Dass Andreas Haider-Maurer der einzige ÖTV-Spieler ist, der beim Sandplatz-Klassiker in Paris einen Satz gewinnen kann und Österreich bei den French Open 2013 am zweiten Tag in den Einzelbewerben nicht mehr vertreten ist, schreit einfach nach einer gründlichen Bestandsaufnahme des heimischen Tennissports.

Dafür aber reicht in diesem Kommentar der Platz nicht aus (siehe LAOLA1-Analyse). Dass es der Verband verabsäumt hat, den Boom der Neunziger-Jahre, als Thomas Muster von Sieg zu Sieg eilte und sogar die Nummer 1 der Welt war, zu nutzen, ist Schnee von gestern.

Aktuell füllt Ronnie Leitgeb das Amt des Präsidenten aus. Dass er in dieser Funktion auch als Manager und Berater von Melzer und Paszek aufgetreten ist, hat zu Recht nicht überall Zustimmung gefunden.

Leitgeb war einst eng mit dem Erfolgslauf von Thomas Muster verbunden und müsste wissen, wie man einen Spieler an die Weltspitze heranführt. Ideen, spezielle Förderprogramme, ein schlüssiges Konzept an dessen Ende neue "Tennis-Musketiere" stehen wie einst Muster, Skoff, Antonitsch oder Schaller sind nicht auszumachen. Schön, wenn der Verband den Hebel bei der Trainer-Lizenz ansetzt und für mehr Anerkennung kämpft, aber aktuell rauft gerade Österreichs hoffnungsvoller Nachwuchs (Thiem, Miedler, Haas) um den Anschluss an die Spitze.

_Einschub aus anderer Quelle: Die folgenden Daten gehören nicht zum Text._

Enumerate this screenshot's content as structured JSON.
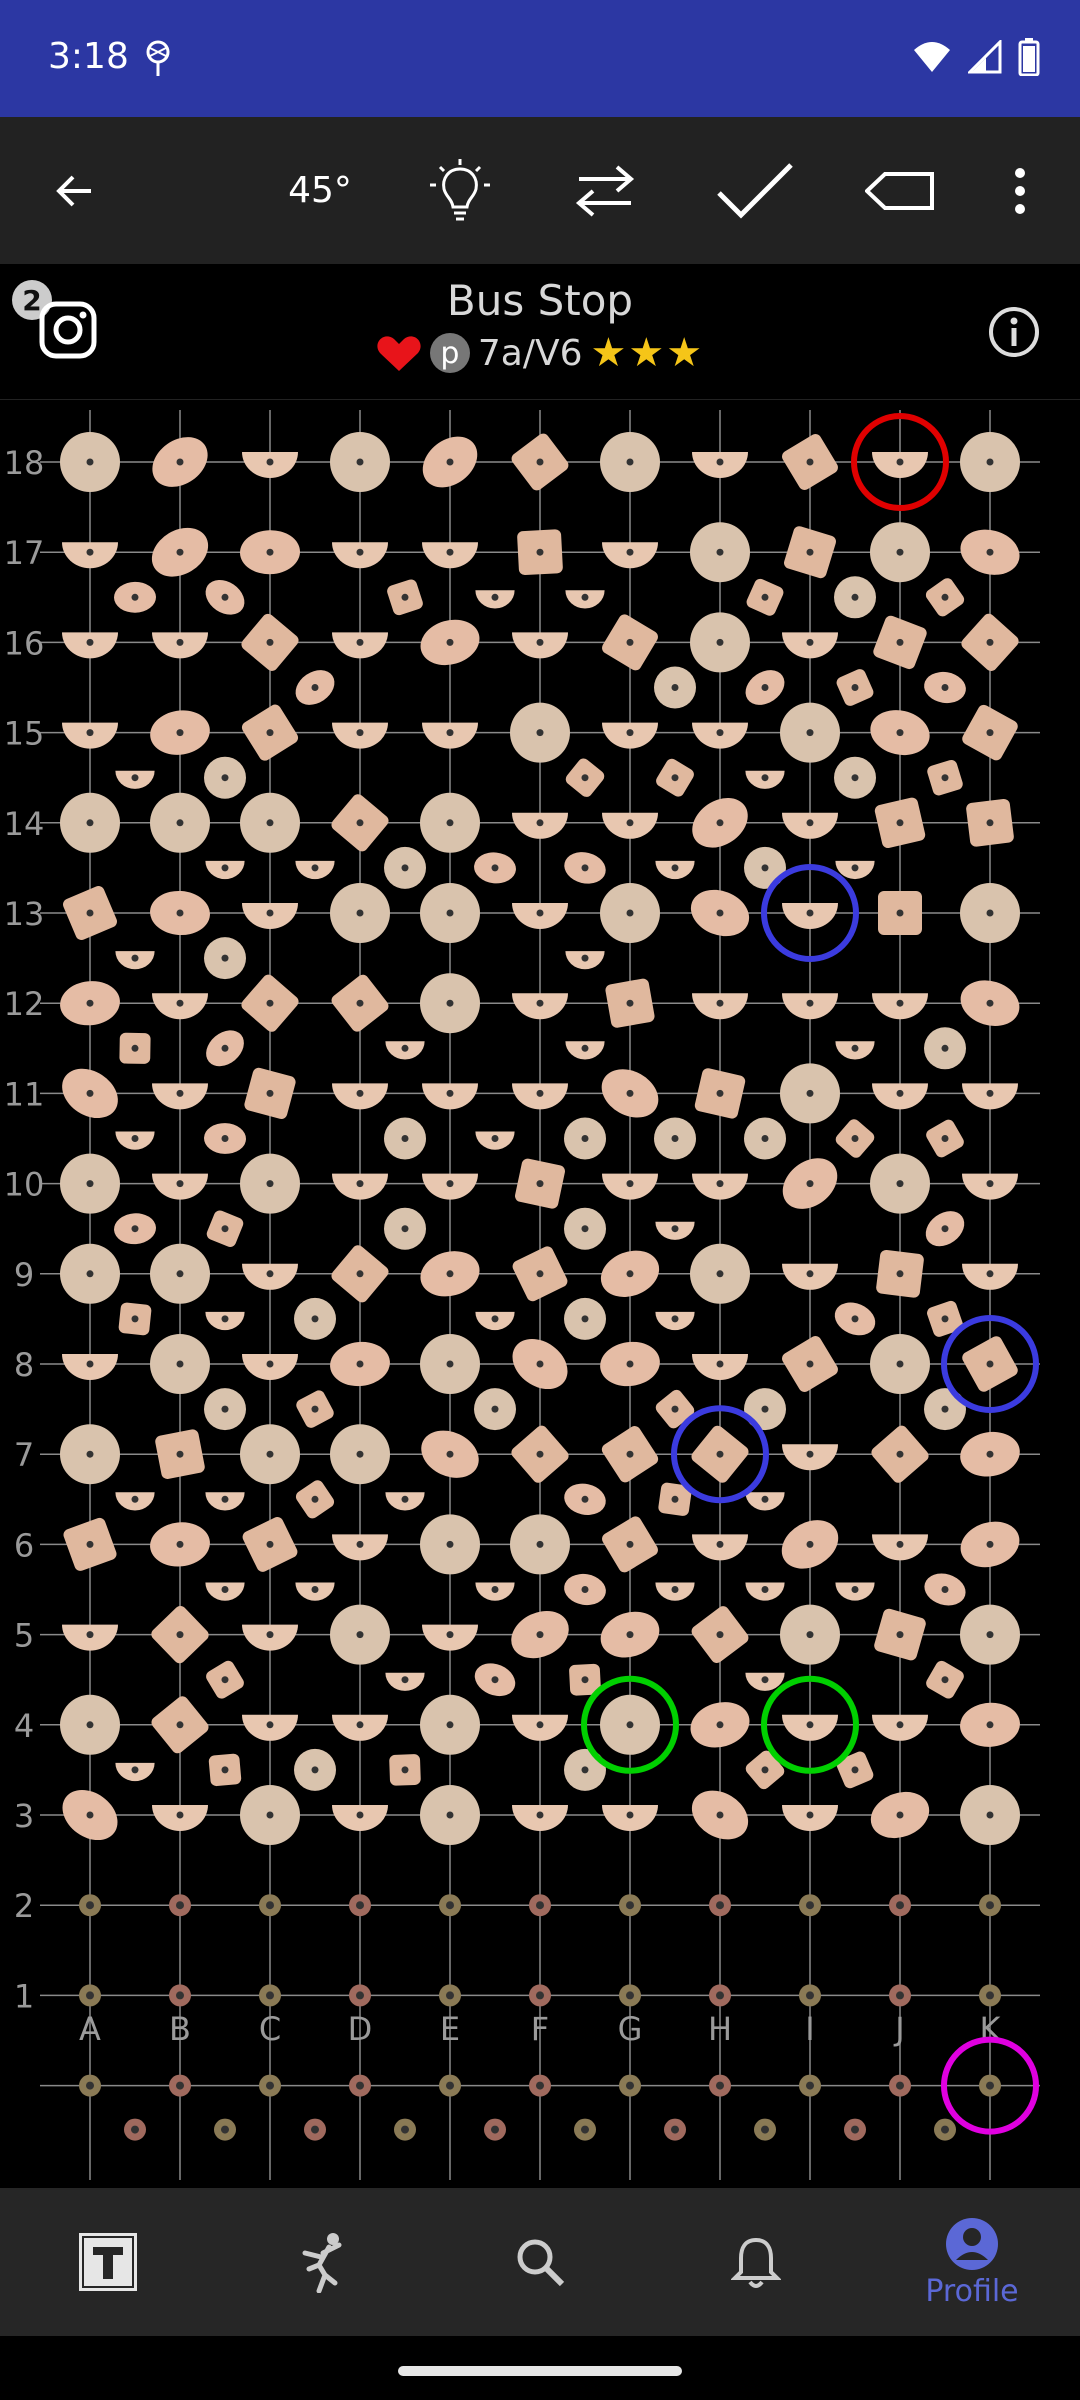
{
  "status": {
    "time": "3:18"
  },
  "toolbar": {
    "angle": "45°"
  },
  "problem": {
    "name": "Bus Stop",
    "badge_count": "2",
    "p_label": "p",
    "grade": "7a/V6",
    "stars": "★★★"
  },
  "board": {
    "columns": [
      "A",
      "B",
      "C",
      "D",
      "E",
      "F",
      "G",
      "H",
      "I",
      "J",
      "K"
    ],
    "rows": [
      "18",
      "17",
      "16",
      "15",
      "14",
      "13",
      "12",
      "11",
      "10",
      "9",
      "8",
      "7",
      "6",
      "5",
      "4",
      "3",
      "2",
      "1"
    ],
    "selected_holds": [
      {
        "col": "J",
        "row": 18,
        "role": "finish",
        "color": "#e00000"
      },
      {
        "col": "I",
        "row": 13,
        "role": "hand",
        "color": "#3b3bdf"
      },
      {
        "col": "K",
        "row": 8,
        "role": "hand",
        "color": "#3b3bdf"
      },
      {
        "col": "H",
        "row": 7,
        "role": "hand",
        "color": "#3b3bdf"
      },
      {
        "col": "G",
        "row": 4,
        "role": "start",
        "color": "#00d000"
      },
      {
        "col": "I",
        "row": 4,
        "role": "start",
        "color": "#00d000"
      },
      {
        "col": "K",
        "row": 0,
        "role": "foot",
        "color": "#e000e0"
      }
    ]
  },
  "nav": {
    "items": [
      {
        "name": "logbook",
        "icon": "logo-icon",
        "label": ""
      },
      {
        "name": "climb",
        "icon": "climber-icon",
        "label": ""
      },
      {
        "name": "search",
        "icon": "search-icon",
        "label": ""
      },
      {
        "name": "notifications",
        "icon": "bell-icon",
        "label": ""
      },
      {
        "name": "profile",
        "icon": "profile-icon",
        "label": "Profile"
      }
    ]
  },
  "colors": {
    "status_bar": "#2c37a3",
    "accent": "#5b68d6",
    "hold": "#e8c7b0",
    "finish": "#e00000",
    "hand": "#3b3bdf",
    "start": "#00d000",
    "foot": "#e000e0"
  }
}
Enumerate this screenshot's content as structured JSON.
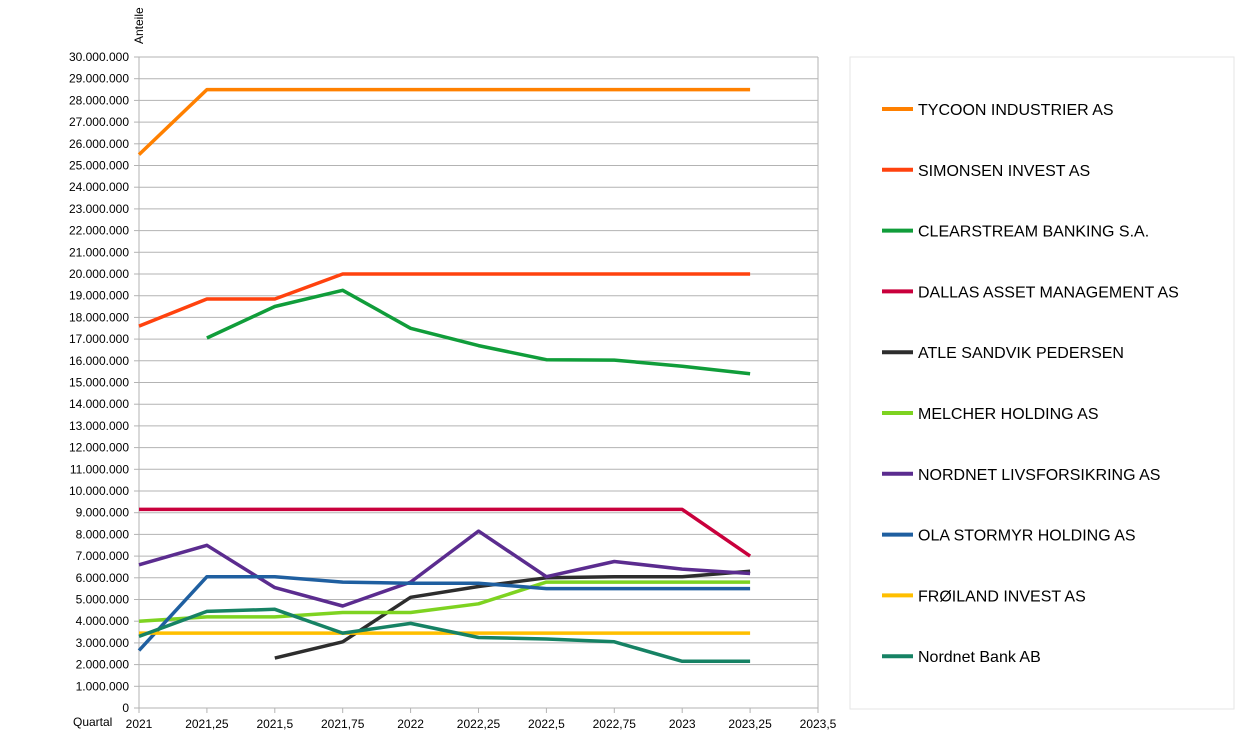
{
  "chart_data": {
    "type": "line",
    "title": "",
    "xlabel": "Quartal",
    "ylabel": "Anteile",
    "xlim": [
      2021,
      2023.5
    ],
    "ylim": [
      0,
      30000000
    ],
    "x_ticks": [
      2021,
      2021.25,
      2021.5,
      2021.75,
      2022,
      2022.25,
      2022.5,
      2022.75,
      2023,
      2023.25,
      2023.5
    ],
    "x_tick_labels": [
      "2021",
      "2021,25",
      "2021,5",
      "2021,75",
      "2022",
      "2022,25",
      "2022,5",
      "2022,75",
      "2023",
      "2023,25",
      "2023,5"
    ],
    "y_tick_step": 1000000,
    "y_tick_labels": [
      "0",
      "1.000.000",
      "2.000.000",
      "3.000.000",
      "4.000.000",
      "5.000.000",
      "6.000.000",
      "7.000.000",
      "8.000.000",
      "9.000.000",
      "10.000.000",
      "11.000.000",
      "12.000.000",
      "13.000.000",
      "14.000.000",
      "15.000.000",
      "16.000.000",
      "17.000.000",
      "18.000.000",
      "19.000.000",
      "20.000.000",
      "21.000.000",
      "22.000.000",
      "23.000.000",
      "24.000.000",
      "25.000.000",
      "26.000.000",
      "27.000.000",
      "28.000.000",
      "29.000.000",
      "30.000.000"
    ],
    "grid": "horizontal",
    "legend_position": "right",
    "series": [
      {
        "name": "TYCOON INDUSTRIER AS",
        "color": "#ff8000",
        "points": [
          [
            2021,
            25500000
          ],
          [
            2021.25,
            28500000
          ],
          [
            2021.5,
            28500000
          ],
          [
            2021.75,
            28500000
          ],
          [
            2022,
            28500000
          ],
          [
            2022.25,
            28500000
          ],
          [
            2022.5,
            28500000
          ],
          [
            2022.75,
            28500000
          ],
          [
            2023,
            28500000
          ],
          [
            2023.25,
            28500000
          ]
        ]
      },
      {
        "name": "SIMONSEN INVEST AS",
        "color": "#ff420e",
        "points": [
          [
            2021,
            17600000
          ],
          [
            2021.25,
            18850000
          ],
          [
            2021.5,
            18850000
          ],
          [
            2021.75,
            20000000
          ],
          [
            2022,
            20000000
          ],
          [
            2022.25,
            20000000
          ],
          [
            2022.5,
            20000000
          ],
          [
            2022.75,
            20000000
          ],
          [
            2023,
            20000000
          ],
          [
            2023.25,
            20000000
          ]
        ]
      },
      {
        "name": "CLEARSTREAM BANKING S.A.",
        "color": "#109d3a",
        "points": [
          [
            2021.25,
            17050000
          ],
          [
            2021.5,
            18500000
          ],
          [
            2021.75,
            19250000
          ],
          [
            2022,
            17500000
          ],
          [
            2022.25,
            16700000
          ],
          [
            2022.5,
            16050000
          ],
          [
            2022.75,
            16030000
          ],
          [
            2023,
            15750000
          ],
          [
            2023.25,
            15400000
          ]
        ]
      },
      {
        "name": "DALLAS ASSET MANAGEMENT AS",
        "color": "#c9003c",
        "points": [
          [
            2021,
            9150000
          ],
          [
            2021.25,
            9150000
          ],
          [
            2021.5,
            9150000
          ],
          [
            2021.75,
            9150000
          ],
          [
            2022,
            9150000
          ],
          [
            2022.25,
            9150000
          ],
          [
            2022.5,
            9150000
          ],
          [
            2022.75,
            9150000
          ],
          [
            2023,
            9150000
          ],
          [
            2023.25,
            7000000
          ]
        ]
      },
      {
        "name": "ATLE SANDVIK PEDERSEN",
        "color": "#2d2d2d",
        "points": [
          [
            2021.5,
            2300000
          ],
          [
            2021.75,
            3050000
          ],
          [
            2022,
            5100000
          ],
          [
            2022.25,
            5600000
          ],
          [
            2022.5,
            6000000
          ],
          [
            2022.75,
            6050000
          ],
          [
            2023,
            6050000
          ],
          [
            2023.25,
            6300000
          ]
        ]
      },
      {
        "name": "MELCHER HOLDING AS",
        "color": "#7ed321",
        "points": [
          [
            2021,
            4000000
          ],
          [
            2021.25,
            4200000
          ],
          [
            2021.5,
            4200000
          ],
          [
            2021.75,
            4400000
          ],
          [
            2022,
            4400000
          ],
          [
            2022.25,
            4800000
          ],
          [
            2022.5,
            5800000
          ],
          [
            2022.75,
            5800000
          ],
          [
            2023,
            5800000
          ],
          [
            2023.25,
            5800000
          ]
        ]
      },
      {
        "name": "NORDNET LIVSFORSIKRING AS",
        "color": "#5b2c8f",
        "points": [
          [
            2021,
            6600000
          ],
          [
            2021.25,
            7500000
          ],
          [
            2021.5,
            5550000
          ],
          [
            2021.75,
            4700000
          ],
          [
            2022,
            5800000
          ],
          [
            2022.25,
            8150000
          ],
          [
            2022.5,
            6050000
          ],
          [
            2022.75,
            6750000
          ],
          [
            2023,
            6400000
          ],
          [
            2023.25,
            6200000
          ]
        ]
      },
      {
        "name": "OLA STORMYR HOLDING AS",
        "color": "#1f5fa0",
        "points": [
          [
            2021,
            2650000
          ],
          [
            2021.25,
            6050000
          ],
          [
            2021.5,
            6050000
          ],
          [
            2021.75,
            5800000
          ],
          [
            2022,
            5750000
          ],
          [
            2022.25,
            5750000
          ],
          [
            2022.5,
            5500000
          ],
          [
            2022.75,
            5500000
          ],
          [
            2023,
            5500000
          ],
          [
            2023.25,
            5500000
          ]
        ]
      },
      {
        "name": "FRØILAND INVEST AS",
        "color": "#ffbf00",
        "points": [
          [
            2021,
            3450000
          ],
          [
            2021.25,
            3450000
          ],
          [
            2021.5,
            3450000
          ],
          [
            2021.75,
            3450000
          ],
          [
            2022,
            3450000
          ],
          [
            2022.25,
            3450000
          ],
          [
            2022.5,
            3450000
          ],
          [
            2022.75,
            3450000
          ],
          [
            2023,
            3450000
          ],
          [
            2023.25,
            3450000
          ]
        ]
      },
      {
        "name": "Nordnet Bank AB",
        "color": "#168264",
        "points": [
          [
            2021,
            3300000
          ],
          [
            2021.25,
            4450000
          ],
          [
            2021.5,
            4550000
          ],
          [
            2021.75,
            3450000
          ],
          [
            2022,
            3900000
          ],
          [
            2022.25,
            3250000
          ],
          [
            2022.5,
            3180000
          ],
          [
            2022.75,
            3050000
          ],
          [
            2023,
            2150000
          ],
          [
            2023.25,
            2150000
          ]
        ]
      }
    ]
  }
}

Leitgeb muss wissen, dass in solchen Fällen wohl nur ein generalstabsmäßig geplantes Einzel-Unternehmen mit einem optimalen Betreuerstab zum Erfolg führt. Dafür benötigt man viel Geld, jede Menge Geduld und die volle Unterstützung des Verbandes.

Der ÖTV und Ronnie Leitgeb sind also aufgefordert, den hoffnungsvollsten Talenten des Landes sofort alle Unterstützung zukommen zu lassen.